ちゃんと参道を通ってお参りしたい場合は、
バス停(日向薬師)脇の駐車場へ。
参道は山道なので、
体力的に厳しいなどの場合には
さらに先に進み右折して薬師林道に入り、
境内入口(裏手)の駐車場へ。 

私は一度バス停脇の駐車場を通り過ぎたのですが、
何か間違えてるような気がして引き返し、
一旦バス停脇の駐車場に停めました。
そこで私の隣にロードバイクを停めた
男性が話しかけてくれて、
参道を行くならこっちですよ
と親切に道を教えてくださいました。

戻って来て正解でした。

ナビは日向薬師のバス停を
目的地にするといいです。

バスは小田急伊勢原駅北口3番乗り場より、
日向薬師行き終点下車(約20分)になります。

簡単な歴史

元の名を日向山霊山寺といい、
薬師如来を信仰するお寺でした。

如来とは仏の悟りを開いた者のことです。
如来は最初はお釈迦様だけでしたが、
その後仏教の発展により
いろんな如来(信仰の対象)が生まれました。
薬師如来は、その中のひとつ、
病を治してくれるとされる仏様です。

宝城坊とは山の最高位の
お坊さんが住む坊の一つで、
他にもたくさんの「坊」がある
大寺院だったそうですが、
明治時代の廃仏棄釈により、
今に残された本堂など以外は
廃止されてしまったそうです。
(廃仏棄釈(はいぶつきしゃく)とは、
神道を推し進めるために
仏教を排除する、みたいな思想です)

その後、坊の一つ「宝城坊」が
お寺を継いだ、というわけです。

現在でも「薬師」として信仰されている
国内有数の古寺です。

日向薬師参り

参道を行く

さすが、山の参道です。
綺麗に舗装された気楽な道では
ありません。

とはいえ晴れたおかげで、
木漏れ日を浴びながら
ゆっくり登ることができました。
少し強く吹く風も
心地よく私の体をなぞっていきます。
石を歩きやすいように削ってあったり、
当時の人達の思いやりが
随所に感じられる参道でした。

今の時代、、、まあ私も
バイクで参道の入口までは来たわけですが、
辛い思いをして
長い日数をかけて歩かずとも、
昔の何倍もの速さで
目的地に辿り着けます。

そんな中、自らの足だけで
こんなふうに息を切らしながら、
楽ではない坂道を登り、山門を潜り、
そんな方法で境内にたどり着くからこそ
気づくお寺の有り難さというものが、
そこにはあるような気がしました。
それは、昔の人はそうするしか
なかったからだとか、
そういうことではなくて。

今でもこうしてここにお寺が
存在し続けているということは、
きっと時代が変わっても受け継がれていく
大切なことなのではないでしょうか。

そんなことを考えながら
歩いているうちに、
木漏れ日の参道はやがて、
最後の階段に到着しました。

境内へ到着〜お参り

階段を登り切って門を潜ると
まず右手前には定番の手水舎があります。
お参り前に手や口を清めるものですね。

そのまま右の突き当たりには
梵鐘(ぼんしょう。

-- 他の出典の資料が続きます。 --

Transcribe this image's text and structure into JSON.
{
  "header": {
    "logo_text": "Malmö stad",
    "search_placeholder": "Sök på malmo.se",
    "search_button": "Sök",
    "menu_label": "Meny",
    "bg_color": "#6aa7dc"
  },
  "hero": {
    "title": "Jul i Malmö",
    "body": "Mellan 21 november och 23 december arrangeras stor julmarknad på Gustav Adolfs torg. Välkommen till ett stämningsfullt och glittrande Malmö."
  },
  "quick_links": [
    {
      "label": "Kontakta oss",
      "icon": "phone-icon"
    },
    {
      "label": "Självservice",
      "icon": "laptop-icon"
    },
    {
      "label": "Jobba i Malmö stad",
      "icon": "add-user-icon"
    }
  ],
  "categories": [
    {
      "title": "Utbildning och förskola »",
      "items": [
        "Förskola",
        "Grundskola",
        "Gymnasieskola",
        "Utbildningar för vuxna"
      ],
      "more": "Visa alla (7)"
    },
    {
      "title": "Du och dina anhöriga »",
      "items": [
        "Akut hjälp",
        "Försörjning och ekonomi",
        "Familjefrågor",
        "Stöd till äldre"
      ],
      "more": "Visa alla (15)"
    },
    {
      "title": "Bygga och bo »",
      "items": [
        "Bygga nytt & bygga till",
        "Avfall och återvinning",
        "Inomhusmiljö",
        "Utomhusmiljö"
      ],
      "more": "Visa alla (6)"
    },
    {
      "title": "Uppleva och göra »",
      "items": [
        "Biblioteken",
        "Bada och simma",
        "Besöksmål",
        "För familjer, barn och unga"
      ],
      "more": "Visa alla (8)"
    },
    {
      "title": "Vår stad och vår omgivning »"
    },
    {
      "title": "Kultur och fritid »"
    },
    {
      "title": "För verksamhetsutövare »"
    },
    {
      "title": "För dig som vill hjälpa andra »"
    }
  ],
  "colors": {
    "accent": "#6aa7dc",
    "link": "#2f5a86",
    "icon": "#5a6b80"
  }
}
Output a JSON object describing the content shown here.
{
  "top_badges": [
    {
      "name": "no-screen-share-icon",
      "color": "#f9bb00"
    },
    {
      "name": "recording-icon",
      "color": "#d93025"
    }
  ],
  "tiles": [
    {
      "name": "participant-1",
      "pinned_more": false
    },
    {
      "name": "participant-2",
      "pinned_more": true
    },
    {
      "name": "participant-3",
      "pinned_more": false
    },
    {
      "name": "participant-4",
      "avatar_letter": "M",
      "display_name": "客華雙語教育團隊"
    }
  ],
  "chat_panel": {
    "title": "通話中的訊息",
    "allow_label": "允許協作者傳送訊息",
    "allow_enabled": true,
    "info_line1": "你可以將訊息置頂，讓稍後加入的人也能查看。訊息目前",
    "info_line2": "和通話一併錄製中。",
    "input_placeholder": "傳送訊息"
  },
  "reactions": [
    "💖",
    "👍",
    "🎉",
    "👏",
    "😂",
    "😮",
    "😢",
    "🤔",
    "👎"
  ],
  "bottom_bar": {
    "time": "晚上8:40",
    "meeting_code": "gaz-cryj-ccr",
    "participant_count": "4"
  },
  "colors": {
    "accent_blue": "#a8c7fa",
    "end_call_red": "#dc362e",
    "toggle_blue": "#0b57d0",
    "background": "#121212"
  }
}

ゴーンってやるやつ)があり、
その隣には虚空菩薩像が
木の空洞の中に祀られていました。

手を合わせます。


本堂手前には、
蝋燭の灯火を納めるガラス戸の箱と、
線香を立て納める香炉があります。
欲張っても仕方ないので
私は線香を選んだのですが、
備えつけのマッチの火が、
風の強さに負けてすぐ消えてしまい、
マッチじゃなくてライターにしてくれ
と願った不届き者は
私でございました。

仏様の目の前で諦めたら
何も叶わない気がして、
なんとか火をつけて香炉に納めました。

そしてまた手を合わせました。

宝殿拝観〜あなたの干支は?

拝観料がかかりますが、300円でした。
(2021年2月19日当時)

宝殿内は写真撮影禁止なので
中の写真はありませんが、そこには、
薬師如来坐像と両脇の日向菩薩、
月光菩薩、阿弥陀如来を囲む四天王と十二神将、
と国宝がずらりと並んでいます。

中央の本尊薬師三尊像のご開帳は、
正月三が日などに限定されていますが、
上記の像を見るだけでも
かなり見応えがありました。

十二神将はそれぞれ
干支を司っているのですが、
一緒に受付の方の説明を聞いていた男性が、

辰はどれですか?

と私の思いを代弁するかのように尋ねていて、
それに合わせて身を乗り出した私に
反応していました。
おそらく私達は辰年同士なんだと思います。笑

威風堂々とした十二神将の像を観ながら私は、
これを絵に描きたいという衝動に駆られました。
いかにも水墨画で選びそうな題材であり、
普段ならばあえて避けるところなのですが、
こうも胸を打たれてしまうと、
こういったものを描きたくなる人の気持ちが
なんだか理解できるような気がしました。

見ると聞くのとでは大違い、
というわけですね。

なんにせよ、この宝殿の拝観が
私にとって300円以上の価値があったことは
言うまでもありません。

おみやげ屋さん〜山腹でお茶を飲む

心が洗われたような感覚の中、
宝殿を後にしました。

その先にはおみやげ屋さんがあり、
老夫婦(多分夫婦)が、営んでおられました。
茶屋風で、実際にお茶と和菓子で休憩もできます。

サービスでお茶を配っていたので
いただきました。
山腹で飲むお茶の味はまた別物です。

ちなみにそのすぐ先には駐車場があり、
七沢温泉へと続いていきます。

最初に引き返さずにバイクを走らせていたら
ここに着いていたのでしょう。
この駐車場からのお参りでは
味気なかったので、
やはり参道を歩いて来れて
本当に良かったです。
改めてロードバイクの紳士に感謝です。

再度、おみやげ屋さんに立ち寄り、
また参道を引き返して下山しました。

参道をしばらく下って行くと、
よいしょよいしょと声をかけあいながら、
楽しそうに、けれど一生懸命
坂を登ってくる母と幼子。

彼女らが幸を授かりますようにと
すれ違いざまに祈りました。

まとめ

今回話したのは、

  • 日向薬師へのアクセス、歴史
  • ロードバイクの紳士との出会い
  • お参り〜参道から境内まで
  • 宝殿の薬師如来像や十二神将
  • 山腹のお土産屋さんについて

でした。

日向の野辺では秋になると
彼岸花が群生するそうです。
これも駐車場でお会いした紳士が
教えてくれました。
きっと綺麗でしょうね。

また秋頃に、走りに来るのもいいかな。
本尊のご開帳に合わせて
正月に来るのも捨てがたいな。

そんなふうに次の夢を練りながら
エンジンをかけて、

見上げれば椿の花が揺れる、
そんな2月の日向薬師を後にしたのでした。